With regards to visual and hearing impairmetns, there are even more varied terms. “Blindness” and “deafness” are the most common, but “hard of hearing”, “hearing impairment”, “visual impairment”, “low vision”, “partially sighted”, etc. are also used. With regards to people who have both a vision and hearing impairment, the question is asked by Wittich et al. (2013) what term should be used for research purposes: deafblindess, dual sensory impairment, or somethign else entirely? The authors reviewed the literature and surveyed a number of professinals and reseachers in the area of deafblindness/dual sensory impairment/whatever. They found that “deafblindness” was more commonly used in journals speciifcally catering towards the vision or hearing field, whereas “dual sensory impairment” was used in more general journals and in journals with a higher impact factor.
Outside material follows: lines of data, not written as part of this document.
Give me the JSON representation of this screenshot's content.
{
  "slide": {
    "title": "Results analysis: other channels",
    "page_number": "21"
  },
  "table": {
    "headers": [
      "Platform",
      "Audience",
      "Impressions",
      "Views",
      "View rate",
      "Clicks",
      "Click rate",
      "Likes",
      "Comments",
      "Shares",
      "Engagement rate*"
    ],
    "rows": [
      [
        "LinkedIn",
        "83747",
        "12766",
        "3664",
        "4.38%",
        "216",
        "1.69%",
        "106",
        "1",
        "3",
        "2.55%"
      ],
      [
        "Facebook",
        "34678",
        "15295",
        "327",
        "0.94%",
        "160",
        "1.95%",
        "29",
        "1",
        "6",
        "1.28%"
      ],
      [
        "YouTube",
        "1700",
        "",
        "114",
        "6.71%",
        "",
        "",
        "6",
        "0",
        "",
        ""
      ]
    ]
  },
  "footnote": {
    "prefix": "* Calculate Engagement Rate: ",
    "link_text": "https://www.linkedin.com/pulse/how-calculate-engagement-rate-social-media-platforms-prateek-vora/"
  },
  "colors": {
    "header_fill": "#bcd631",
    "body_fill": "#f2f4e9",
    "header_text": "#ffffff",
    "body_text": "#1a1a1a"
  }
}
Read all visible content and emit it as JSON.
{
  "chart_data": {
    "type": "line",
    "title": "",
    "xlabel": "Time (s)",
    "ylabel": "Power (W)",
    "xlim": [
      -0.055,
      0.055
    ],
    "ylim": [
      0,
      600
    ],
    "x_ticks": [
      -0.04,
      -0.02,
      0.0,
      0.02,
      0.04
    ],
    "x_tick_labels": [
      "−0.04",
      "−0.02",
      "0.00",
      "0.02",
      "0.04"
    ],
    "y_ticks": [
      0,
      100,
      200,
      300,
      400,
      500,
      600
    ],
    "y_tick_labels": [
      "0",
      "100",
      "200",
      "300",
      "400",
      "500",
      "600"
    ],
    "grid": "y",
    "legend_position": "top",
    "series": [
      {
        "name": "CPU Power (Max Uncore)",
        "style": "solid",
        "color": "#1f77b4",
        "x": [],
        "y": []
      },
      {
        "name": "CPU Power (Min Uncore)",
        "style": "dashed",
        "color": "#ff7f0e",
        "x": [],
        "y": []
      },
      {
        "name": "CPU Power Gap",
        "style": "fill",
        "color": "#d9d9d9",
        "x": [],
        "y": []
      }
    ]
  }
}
Similarly, those people surveyed who considered themselves primarily involved with research, preferred “dual sensory impairment”, whereas rehabilitation professionals preferred “deafblindness”. The study authros themselves propose “combined vision and hearing impairment”.
Wittich et al. do not discuss the cultural implications of each term, which were actually what motivated the DSM-5 committee to change the term for intellecutal disability more than did science. Wittich et al. also didn’t survey people with a combined vision and hearing impairment themselves.
Just my thought, but I find “dual sensory impairment” particularly confusing. I also find “combined vision and hearing impairment” really unnecessarily lengthy unless it serves a particular purpose, such as clarifying that hte individual has some vision and/or hearing. It also wouldn’t surprise me if people with acquired vision and hearing loss would prefer “dual sensory impairment” or “combined vision and hearing loss”. After all, people with an acquired disability, in my expeirnece, insist more on “person first” language, whereas those born with their disability prefer to see it as an inherent part of their identity and use language accordingly. I’ll be curious to know how the terminology in this area evolves over the next so many years.
Wittich W, Southall K, Sikora L, Watanabe DH & Gagné JP (2013), What’s in a Name: Dual Sensory Impairment or Deafblindness? British Journal of Visual Impairment, 31(3):198-207. DOI: 10.1177/0264619613490519.